Palestiniens tentant de fuir Gaza sous contrôle du Hamas (17 juin 2007) © TF1/LCIUne trêve entre le Hamas et Israël est entrée en vigueur jeudi matin dans la bande de Gaza après des mois de violences qui ont fait des centaines de morts. Elle a officiellement commencé à 6 heures locales - soit 5 heures, heure française - et n'a pour l'heure pas été rompue. Peu avant cette heure pourtant, un missile israélien a tué un activiste palestinien et en a blessé un autre près de la clôture qui sépare le territoire côtier du sud d'Israël.
"Ce qu'ils qualifient d''apaisement' est fragile et sa durée de vie sera probablement limitée", a reconnu le Premier ministre israélien, Ehud Olmert. Israël, a-t-il ajouté, le mettra en oeuvre mais son armée continuera de se préparer à d'éventuelles opérations militaires pour le cas où le cessez-le-feu ne tiendrait pas. Cette trêve fragile a d'ailleurs succédé à une nouvelle journée de violences transfrontalières : une trentaine de roquettes et une dizaine d'obus de mortier tirés de la bande de Gaza se sont écrasés en territoire israélien, sans faire de victimes graves, selon l'armée israélienne. Et plusieurs Palestiniens ont été blessés par des bombardements aériens israéliens visant des combattants du Jihad islamique et des Comités de résistance populaire.
Le Hamas se veut conciliant
Cette trêve vise à obtenir l'arrêt des tirs de roquettes et des attentats palestiniens contre Israël et, en contrepartie, la fin des incursions et raids israéliens dans l'enclave côtière. Des responsables occidentaux ont indiqué qu'Israël envisageait de laisser entrer un peu plus de camions de marchandises à partir de dimanche, à condition que le cessez-le-feu ait été respecté.

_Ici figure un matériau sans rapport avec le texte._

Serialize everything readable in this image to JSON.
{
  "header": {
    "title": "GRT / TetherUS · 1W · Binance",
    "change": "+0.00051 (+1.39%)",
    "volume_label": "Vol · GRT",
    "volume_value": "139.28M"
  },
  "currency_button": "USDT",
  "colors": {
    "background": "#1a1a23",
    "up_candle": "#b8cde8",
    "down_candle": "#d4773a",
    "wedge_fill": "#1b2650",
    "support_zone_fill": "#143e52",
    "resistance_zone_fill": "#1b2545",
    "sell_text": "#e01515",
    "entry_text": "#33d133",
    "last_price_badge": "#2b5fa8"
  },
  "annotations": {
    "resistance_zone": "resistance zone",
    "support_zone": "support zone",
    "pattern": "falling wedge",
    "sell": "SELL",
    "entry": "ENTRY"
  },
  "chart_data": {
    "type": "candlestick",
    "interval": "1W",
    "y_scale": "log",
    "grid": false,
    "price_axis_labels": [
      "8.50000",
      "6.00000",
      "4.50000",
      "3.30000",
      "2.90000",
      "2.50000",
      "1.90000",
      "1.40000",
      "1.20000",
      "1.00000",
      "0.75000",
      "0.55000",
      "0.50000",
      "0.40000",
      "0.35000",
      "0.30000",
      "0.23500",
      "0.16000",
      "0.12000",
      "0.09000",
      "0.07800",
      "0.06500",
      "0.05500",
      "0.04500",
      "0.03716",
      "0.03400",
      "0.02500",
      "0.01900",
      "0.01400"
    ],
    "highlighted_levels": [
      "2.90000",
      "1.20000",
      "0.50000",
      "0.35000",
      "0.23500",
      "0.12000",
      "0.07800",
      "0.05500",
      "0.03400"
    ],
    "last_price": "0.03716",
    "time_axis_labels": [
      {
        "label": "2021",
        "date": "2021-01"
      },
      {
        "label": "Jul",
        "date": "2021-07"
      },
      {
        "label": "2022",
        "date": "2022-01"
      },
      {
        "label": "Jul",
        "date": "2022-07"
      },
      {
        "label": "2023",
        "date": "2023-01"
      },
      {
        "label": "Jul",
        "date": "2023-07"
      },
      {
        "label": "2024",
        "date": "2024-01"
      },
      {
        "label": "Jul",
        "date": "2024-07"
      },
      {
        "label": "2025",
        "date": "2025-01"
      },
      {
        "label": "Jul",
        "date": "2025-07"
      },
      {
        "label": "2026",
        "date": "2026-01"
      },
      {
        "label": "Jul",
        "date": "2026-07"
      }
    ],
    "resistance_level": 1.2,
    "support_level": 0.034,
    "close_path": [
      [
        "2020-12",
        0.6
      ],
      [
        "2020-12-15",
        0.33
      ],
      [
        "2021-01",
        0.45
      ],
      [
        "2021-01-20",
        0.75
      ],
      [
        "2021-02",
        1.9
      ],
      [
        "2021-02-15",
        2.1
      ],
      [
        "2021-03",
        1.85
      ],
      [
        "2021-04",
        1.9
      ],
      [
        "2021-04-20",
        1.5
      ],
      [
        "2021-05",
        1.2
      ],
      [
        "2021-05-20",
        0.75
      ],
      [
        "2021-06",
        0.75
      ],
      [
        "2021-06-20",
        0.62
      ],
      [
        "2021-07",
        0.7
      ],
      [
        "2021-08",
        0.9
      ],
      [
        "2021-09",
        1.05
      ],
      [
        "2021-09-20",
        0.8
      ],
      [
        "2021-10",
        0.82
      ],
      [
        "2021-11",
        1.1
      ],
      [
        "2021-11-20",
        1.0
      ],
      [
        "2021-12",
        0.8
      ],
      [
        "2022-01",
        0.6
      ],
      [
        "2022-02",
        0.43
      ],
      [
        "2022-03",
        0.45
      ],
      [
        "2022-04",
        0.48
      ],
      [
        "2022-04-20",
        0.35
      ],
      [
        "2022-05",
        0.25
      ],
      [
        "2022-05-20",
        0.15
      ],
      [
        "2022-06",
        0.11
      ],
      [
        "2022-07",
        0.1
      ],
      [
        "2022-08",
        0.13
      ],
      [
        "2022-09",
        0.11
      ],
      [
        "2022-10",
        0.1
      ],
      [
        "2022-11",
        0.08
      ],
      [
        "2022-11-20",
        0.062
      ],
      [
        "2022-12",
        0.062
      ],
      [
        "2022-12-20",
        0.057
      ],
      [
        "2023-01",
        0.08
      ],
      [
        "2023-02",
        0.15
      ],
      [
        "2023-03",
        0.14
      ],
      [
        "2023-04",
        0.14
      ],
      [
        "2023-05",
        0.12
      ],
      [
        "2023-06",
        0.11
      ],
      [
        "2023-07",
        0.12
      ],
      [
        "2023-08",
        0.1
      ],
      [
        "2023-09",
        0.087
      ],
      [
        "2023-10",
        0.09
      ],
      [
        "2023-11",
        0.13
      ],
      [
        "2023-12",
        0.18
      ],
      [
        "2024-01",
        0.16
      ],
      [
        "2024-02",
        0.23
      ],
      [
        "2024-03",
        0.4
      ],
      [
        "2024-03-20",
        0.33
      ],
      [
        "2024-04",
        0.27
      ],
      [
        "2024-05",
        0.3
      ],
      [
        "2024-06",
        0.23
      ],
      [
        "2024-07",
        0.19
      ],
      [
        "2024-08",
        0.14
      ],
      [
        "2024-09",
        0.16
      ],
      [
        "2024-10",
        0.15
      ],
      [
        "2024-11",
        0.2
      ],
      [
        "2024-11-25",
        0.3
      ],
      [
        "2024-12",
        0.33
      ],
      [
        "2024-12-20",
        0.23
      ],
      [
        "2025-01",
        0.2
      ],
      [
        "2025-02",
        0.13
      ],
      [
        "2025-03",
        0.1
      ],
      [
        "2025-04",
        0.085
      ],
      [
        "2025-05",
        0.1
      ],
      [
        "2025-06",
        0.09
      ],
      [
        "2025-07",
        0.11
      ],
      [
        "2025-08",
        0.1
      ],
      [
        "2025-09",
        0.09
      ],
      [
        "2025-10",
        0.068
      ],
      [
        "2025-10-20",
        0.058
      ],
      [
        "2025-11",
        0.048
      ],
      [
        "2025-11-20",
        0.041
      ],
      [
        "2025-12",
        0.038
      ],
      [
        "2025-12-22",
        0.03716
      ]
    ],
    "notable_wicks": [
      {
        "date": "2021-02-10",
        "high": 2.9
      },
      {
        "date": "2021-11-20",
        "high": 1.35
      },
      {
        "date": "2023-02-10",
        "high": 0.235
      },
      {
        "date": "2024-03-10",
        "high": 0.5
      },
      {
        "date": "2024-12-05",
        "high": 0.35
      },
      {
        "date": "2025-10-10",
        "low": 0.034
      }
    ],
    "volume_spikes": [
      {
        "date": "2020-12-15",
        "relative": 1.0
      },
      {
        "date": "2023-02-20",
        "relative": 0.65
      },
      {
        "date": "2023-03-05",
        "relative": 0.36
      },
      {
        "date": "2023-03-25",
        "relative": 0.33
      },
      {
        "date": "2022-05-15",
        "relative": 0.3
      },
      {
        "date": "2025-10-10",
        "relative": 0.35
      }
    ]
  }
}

Le respect de cette paix armée est compliqué par le fait que si l'administration de la bande de Gaza échoit au Hamas, plusieurs groupes armés plus réduits ont déjà par le passé ignoré les appels au calme du parti islamiste. Le chef du Hamas, Ismaïl Haniyeh, s'est dit confiant de voir l'ensemble des factions respecter le cessez-le-feu, par sens de la "responsabilité nationale". Poursuivant sur un ton conciliant envers Israël, Haniyeh a déclaré à la presse que la trêve apporterait "réconfort" aux Israéliens ayant souffert des tirs venus de la bande de Gaza.
Le Hamas a toutefois clairement affirmé qu'il n'interromprait pas l'entraînement et l'armement de ses combattants, et qu'il se tiendrait prêt à reprendre les attaques à tout moment. "Nous n'avons aucune illusion sur les bonnes intentions de l'occupation (Israël) envers notre peuple, et si l'occupation rompt l'apaisement, cela signifiera un retour à une résistance encore plus forte", a assuré Abou Oubaïda, porte-parole de la branche armée du Hamas.